"The Sound of Music Live!" is just that.


It's not a remake of the 1965 movie. Carrie Underwood is not trying to be Julie Andrews, nor is Stephen Moyer trying to be Christopher Plummer.


Rather, NBC's three-hour production on Dec. 5 is intended as an event, the sort for which people once gathered around a television instead of catching up with on their phones.


Underwood, like most folks, grew up watching the movie. "I don't think I could remember the first time I saw it," she says on a break from rehearsals.


"It's been lovely, treating this like a proper show," Moyer says.


It's been 18 years since he did a musical. Though "a massive Christopher Plummer fan," Moyer says, "I will try to make myself different. I don't think he's (Captain von Trapp) very likable in the beginning. I want him to be cold and broken. He's retreated into being an officer and a captain of the fleet. His way of controlling everything is to have it be neat and tidy, and everything is until this little firebrand arrives."


When executive producers Craig Zadan and Neil Meron approached her to play Maria, Underwood recalls thinking, "This would be awesome. Then, did that just really happen? And, what did I get myself into?"


As daunting as performing live is, just making the commitment to doing it was what first dogged Moyer.


"Whatever happens -- if I go reeling down the stairs, or I gash my head open, it doesn't matter," Moyer says. "I said yes, and that's the beauty of it."


This live version is based on the 1959 Broadway musical, which starred Mary Martin. Initially, Martin had asked Rodgers and Hammerstein to write a song. They signed on because they were so taken with the true story of the novice nun who became nanny to the motherless von Trapp children, then wife to the captain.


The two songs most different from the movie version are "My Favorite Things" and "The Lonely Goatherd." That last one, not surprisingly, is Underwood's favorite. "I have been yodeling my whole life," she says.
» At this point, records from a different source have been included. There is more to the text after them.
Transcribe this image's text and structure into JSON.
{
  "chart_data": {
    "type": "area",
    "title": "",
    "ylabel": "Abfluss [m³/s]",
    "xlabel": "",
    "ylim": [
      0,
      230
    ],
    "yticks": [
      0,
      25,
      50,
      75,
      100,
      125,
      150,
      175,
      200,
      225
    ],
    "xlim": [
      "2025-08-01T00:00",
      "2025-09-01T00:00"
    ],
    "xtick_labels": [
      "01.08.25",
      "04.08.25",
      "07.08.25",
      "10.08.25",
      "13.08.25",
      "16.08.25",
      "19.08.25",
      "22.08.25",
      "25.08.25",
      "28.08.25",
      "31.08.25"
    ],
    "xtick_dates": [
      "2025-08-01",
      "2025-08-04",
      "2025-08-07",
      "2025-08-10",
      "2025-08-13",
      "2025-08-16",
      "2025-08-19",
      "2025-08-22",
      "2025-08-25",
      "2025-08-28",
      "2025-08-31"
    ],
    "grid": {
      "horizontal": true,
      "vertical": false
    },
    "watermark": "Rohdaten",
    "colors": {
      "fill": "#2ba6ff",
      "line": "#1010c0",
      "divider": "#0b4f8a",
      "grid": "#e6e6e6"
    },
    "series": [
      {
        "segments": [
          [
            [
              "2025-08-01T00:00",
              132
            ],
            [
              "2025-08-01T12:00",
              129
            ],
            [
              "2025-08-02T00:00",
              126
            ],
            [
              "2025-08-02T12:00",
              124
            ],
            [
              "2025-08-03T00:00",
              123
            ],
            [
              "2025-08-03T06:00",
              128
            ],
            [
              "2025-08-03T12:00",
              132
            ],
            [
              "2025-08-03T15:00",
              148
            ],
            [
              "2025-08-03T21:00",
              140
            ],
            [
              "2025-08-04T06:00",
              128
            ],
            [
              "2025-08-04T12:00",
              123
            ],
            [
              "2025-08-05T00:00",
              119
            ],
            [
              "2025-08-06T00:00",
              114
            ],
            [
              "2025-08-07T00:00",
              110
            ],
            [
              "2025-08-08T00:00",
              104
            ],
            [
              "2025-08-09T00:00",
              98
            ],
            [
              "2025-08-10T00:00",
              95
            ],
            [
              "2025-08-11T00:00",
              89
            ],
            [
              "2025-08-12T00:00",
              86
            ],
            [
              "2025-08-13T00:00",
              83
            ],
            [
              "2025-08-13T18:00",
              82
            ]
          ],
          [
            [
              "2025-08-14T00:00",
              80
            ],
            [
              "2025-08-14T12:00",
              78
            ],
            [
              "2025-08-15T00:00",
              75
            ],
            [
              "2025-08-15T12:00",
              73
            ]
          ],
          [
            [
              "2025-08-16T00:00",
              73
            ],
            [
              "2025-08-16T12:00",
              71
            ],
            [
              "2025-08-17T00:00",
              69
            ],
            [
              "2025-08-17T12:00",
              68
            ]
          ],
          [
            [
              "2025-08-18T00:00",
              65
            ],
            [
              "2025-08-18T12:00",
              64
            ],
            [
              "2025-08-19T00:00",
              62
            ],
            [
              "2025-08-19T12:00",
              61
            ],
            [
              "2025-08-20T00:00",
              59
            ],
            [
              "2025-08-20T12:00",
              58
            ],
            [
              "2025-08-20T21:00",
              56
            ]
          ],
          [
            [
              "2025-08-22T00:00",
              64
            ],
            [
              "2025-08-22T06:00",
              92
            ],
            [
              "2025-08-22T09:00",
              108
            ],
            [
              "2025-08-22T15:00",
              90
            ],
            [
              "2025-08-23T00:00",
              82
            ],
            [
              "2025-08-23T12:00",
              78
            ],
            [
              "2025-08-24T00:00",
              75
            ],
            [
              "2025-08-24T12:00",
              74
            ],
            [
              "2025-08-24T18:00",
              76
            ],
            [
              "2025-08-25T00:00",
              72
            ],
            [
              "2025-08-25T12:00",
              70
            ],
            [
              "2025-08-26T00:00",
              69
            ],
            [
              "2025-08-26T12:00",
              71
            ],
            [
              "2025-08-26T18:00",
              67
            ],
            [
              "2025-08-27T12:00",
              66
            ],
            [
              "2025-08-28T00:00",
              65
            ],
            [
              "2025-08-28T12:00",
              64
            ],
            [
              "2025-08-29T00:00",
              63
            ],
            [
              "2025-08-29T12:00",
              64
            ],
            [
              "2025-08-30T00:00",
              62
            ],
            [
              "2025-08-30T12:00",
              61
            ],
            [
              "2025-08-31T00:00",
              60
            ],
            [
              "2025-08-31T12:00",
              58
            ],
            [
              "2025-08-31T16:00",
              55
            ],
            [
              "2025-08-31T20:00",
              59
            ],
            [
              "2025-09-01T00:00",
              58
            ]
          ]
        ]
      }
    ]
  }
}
"The structure is different," says Christian Borle, who plays Max. "People who grew up knowing the movie will be very surprised by the song order, and I found the whole thing to be very moving."


Now, if Zadan and Meron can capture the magic of a live performance for TV, a new generation will have the experience, and Underwood predicts copycats will try other live versions.


Jacqueline Cutler writes for Zap2it.com.